Uma pesquisa inédita do Hospital A.C. Camargo, de São Paulo, em parceria com a Nexus, revela que a maioria dos brasileiros reconhece os principais sinais de alerta do câncer de intestino, mas ainda falha na busca por diagnóstico precoce. O levantamento aponta que 67% dos entrevistados concordam que a presença de sangue nas fezes pode ser um sintoma de câncer colorretal, e 80% consideram esse um sinal grave. No entanto, a percepção do risco não se traduz em ação: 9% dos participantes relataram já ter percebido sangue nas fezes, e entre eles, quase metade não procurou atendimento médico.
Diagnóstico tardio compromete chances de cura
Especialistas alertam que esse atraso pode comprometer as chances de diagnóstico precoce e de cura da doença. O caso da cantora Preta Gil, que tornou público seu tratamento contra o câncer de intestino, ajudou a ampliar a discussão sobre o tema. Ela contou que ignorou sintomas como prisão de ventre persistente, sangue nas fezes, presença de muco e alteração no formato das fezes antes de receber o diagnóstico.

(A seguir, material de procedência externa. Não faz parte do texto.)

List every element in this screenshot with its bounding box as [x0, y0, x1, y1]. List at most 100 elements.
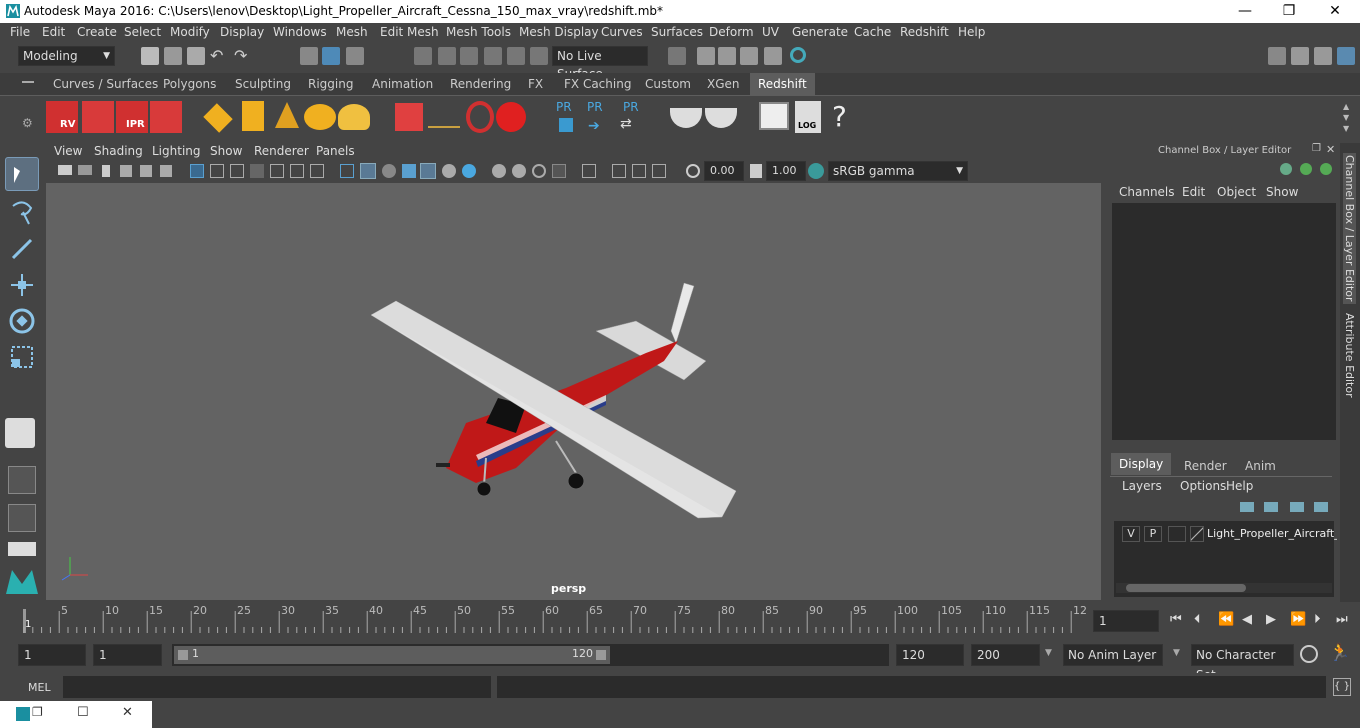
menu-mesh-tools[interactable]: Mesh Tools: [446, 25, 511, 39]
go-to-end-icon[interactable]: ⏭: [1336, 612, 1348, 627]
layer-playback-toggle[interactable]: P: [1144, 526, 1162, 542]
move-tool-icon[interactable]: [5, 268, 39, 302]
menu-mesh-display[interactable]: Mesh Display: [519, 25, 599, 39]
playback-end-field[interactable]: 120: [896, 644, 964, 666]
time-slider[interactable]: 1 5 10 15 20 25 30 35 40 45 50 55 60 65 70 75 80 85 90 95 1…: [18, 604, 1087, 635]
redshift-dome-light-icon[interactable]: [304, 104, 336, 130]
wireframe-on-shaded-icon[interactable]: [382, 164, 396, 178]
redshift-settings-icon[interactable]: [150, 101, 182, 133]
step-forward-key-icon[interactable]: ⏵: [1314, 612, 1321, 627]
side-tab-channel-box[interactable]: Channel Box / Layer Editor: [1343, 153, 1356, 304]
redshift-proxy-icon[interactable]: [395, 103, 423, 131]
scrollbar-thumb[interactable]: [1126, 584, 1246, 592]
move-layer-down-icon[interactable]: [1264, 502, 1278, 512]
object-toggle-icon[interactable]: [1320, 163, 1332, 175]
script-editor-icon[interactable]: [759, 102, 789, 130]
paint-select-tool-icon[interactable]: [5, 232, 39, 266]
cb-menu-channels[interactable]: Channels: [1119, 185, 1175, 199]
panel-menu-lighting[interactable]: Lighting: [152, 144, 201, 158]
ipr-render-icon[interactable]: [740, 47, 758, 65]
cb-menu-show[interactable]: Show: [1266, 185, 1298, 199]
perspective-viewport[interactable]: [46, 183, 1101, 600]
shelf-menu-icon[interactable]: [22, 81, 34, 83]
hypershade-icon[interactable]: [790, 47, 806, 63]
menu-create[interactable]: Create: [77, 25, 117, 39]
anim-layer-dropdown[interactable]: No Anim Layer: [1063, 644, 1163, 666]
backface-cull-icon[interactable]: [652, 164, 666, 178]
move-layer-up-icon[interactable]: [1240, 502, 1254, 512]
exposure-field[interactable]: 0.00: [704, 161, 744, 181]
redshift-rv-icon[interactable]: RV: [46, 101, 78, 133]
tab-anim[interactable]: Anim: [1237, 455, 1284, 477]
menu-curves[interactable]: Curves: [601, 25, 643, 39]
shadows-icon[interactable]: [442, 164, 456, 178]
script-editor-icon[interactable]: { }: [1333, 678, 1351, 696]
render-frame-icon[interactable]: [718, 47, 736, 65]
snap-grid-icon[interactable]: [414, 47, 432, 65]
panel-menu-renderer[interactable]: Renderer: [254, 144, 309, 158]
menu-redshift[interactable]: Redshift: [900, 25, 949, 39]
layout-grid-icon[interactable]: [8, 466, 36, 494]
live-surface-field[interactable]: No Live Surface: [552, 46, 648, 81]
menu-windows[interactable]: Windows: [273, 25, 327, 39]
wireframe-icon[interactable]: [340, 164, 354, 178]
redo-icon[interactable]: ↷: [234, 46, 247, 65]
snap-point-icon[interactable]: [460, 47, 478, 65]
step-back-frame-icon[interactable]: ⏪: [1218, 612, 1234, 627]
layer-type-toggle[interactable]: [1168, 526, 1186, 542]
range-slider-bar[interactable]: 1 120: [174, 646, 610, 664]
smooth-shade-icon[interactable]: [360, 163, 376, 179]
layer-horizontal-scrollbar[interactable]: [1116, 583, 1332, 593]
tab-fx-caching[interactable]: FX Caching: [556, 73, 639, 95]
tab-xgen[interactable]: XGen: [699, 73, 748, 95]
menu-deform[interactable]: Deform: [709, 25, 754, 39]
menu-cache[interactable]: Cache: [854, 25, 891, 39]
tab-polygons[interactable]: Polygons: [155, 73, 224, 95]
panel-menu-show[interactable]: Show: [210, 144, 242, 158]
attribute-toggle-icon[interactable]: [1314, 47, 1332, 65]
safe-action-icon[interactable]: [290, 164, 304, 178]
ambient-occlusion-icon[interactable]: [462, 164, 476, 178]
character-set-dropdown[interactable]: No Character Set: [1191, 644, 1294, 682]
color-management-icon[interactable]: [808, 163, 824, 179]
tab-custom[interactable]: Custom: [637, 73, 699, 95]
resolution-gate-icon[interactable]: [230, 164, 244, 178]
help-icon[interactable]: ?: [832, 100, 847, 133]
textured-icon[interactable]: [402, 164, 416, 178]
menu-edit-mesh[interactable]: Edit Mesh: [380, 25, 439, 39]
cb-menu-object[interactable]: Object: [1217, 185, 1256, 199]
tab-display[interactable]: Display: [1111, 453, 1172, 475]
tab-curves-surfaces[interactable]: Curves / Surfaces: [45, 73, 166, 95]
open-scene-icon[interactable]: [164, 47, 182, 65]
tab-redshift[interactable]: Redshift: [750, 73, 815, 95]
current-frame-field[interactable]: 1: [1093, 610, 1159, 632]
tab-sculpting[interactable]: Sculpting: [227, 73, 299, 95]
close-panel-icon[interactable]: ✕: [1326, 143, 1335, 156]
layer-menu-options[interactable]: Options: [1180, 479, 1226, 493]
snap-live-icon[interactable]: [530, 47, 548, 65]
camera-icon[interactable]: [58, 165, 72, 175]
rotate-tool-icon[interactable]: [5, 304, 39, 338]
menu-help[interactable]: Help: [958, 25, 985, 39]
select-hierarchy-icon[interactable]: [300, 47, 318, 65]
shelf-scroll-arrows-icon[interactable]: ▲ ▼ ▼: [1343, 101, 1349, 134]
lights-icon[interactable]: [420, 163, 436, 179]
tab-rendering[interactable]: Rendering: [442, 73, 519, 95]
menu-display[interactable]: Display: [220, 25, 264, 39]
range-slider[interactable]: 1 120: [172, 644, 889, 666]
menu-edit[interactable]: Edit: [42, 25, 65, 39]
menu-file[interactable]: File: [10, 25, 30, 39]
snap-projected-icon[interactable]: [484, 47, 502, 65]
gamma-icon[interactable]: [750, 164, 762, 178]
tab-rigging[interactable]: Rigging: [300, 73, 361, 95]
layer-menu-layers[interactable]: Layers: [1122, 479, 1162, 493]
undo-icon[interactable]: ↶: [210, 46, 223, 65]
redshift-render-icon[interactable]: [82, 101, 114, 133]
color-space-dropdown[interactable]: sRGB gamma ▼: [828, 161, 968, 181]
step-back-key-icon[interactable]: ⏴: [1194, 612, 1201, 627]
layer-toggle-icon[interactable]: [1300, 163, 1312, 175]
redshift-hair-icon[interactable]: [428, 118, 460, 128]
image-plane-icon[interactable]: [120, 165, 132, 177]
grid-toggle-icon[interactable]: [190, 164, 204, 178]
redshift-sun-icon[interactable]: [338, 104, 370, 130]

Aumento de casos entre jovens preocupa
O estudo também reforça uma preocupação crescente: o aumento de casos entre pessoas mais jovens. No estado de São Paulo, a incidência do câncer colorretal em pessoas com menos de 50 anos cresceu quase 3% ao ano entre 2000 e 2023. Ainda não há uma explicação definitiva para esse fenômeno, mas mudanças no estilo de vida estão entre as principais hipóteses.
Desconhecimento do exame FIT
A pesquisa revelou que a maioria da população desconhece um exame simples capaz de identificar sangramentos invisíveis a olho nu. Dois em cada três brasileiros nunca ouviram falar do FIT, sigla em inglês para teste imunoquímico fecal, usado para detectar sangue oculto nas fezes. A expectativa é que esse cenário comece a mudar com a divulgação, pelo Instituto Nacional de Câncer (Inca), de um novo protocolo nacional de rastreamento do câncer colorretal, prevista para o próximo mês. A iniciativa, anunciada pelo Ministério da Saúde, pretende oferecer o exame FIT pelo Sistema Único de Saúde (SUS), ampliando o acesso de mais de 40 milhões de brasileiros entre 50 e 75 anos ao diagnóstico precoce.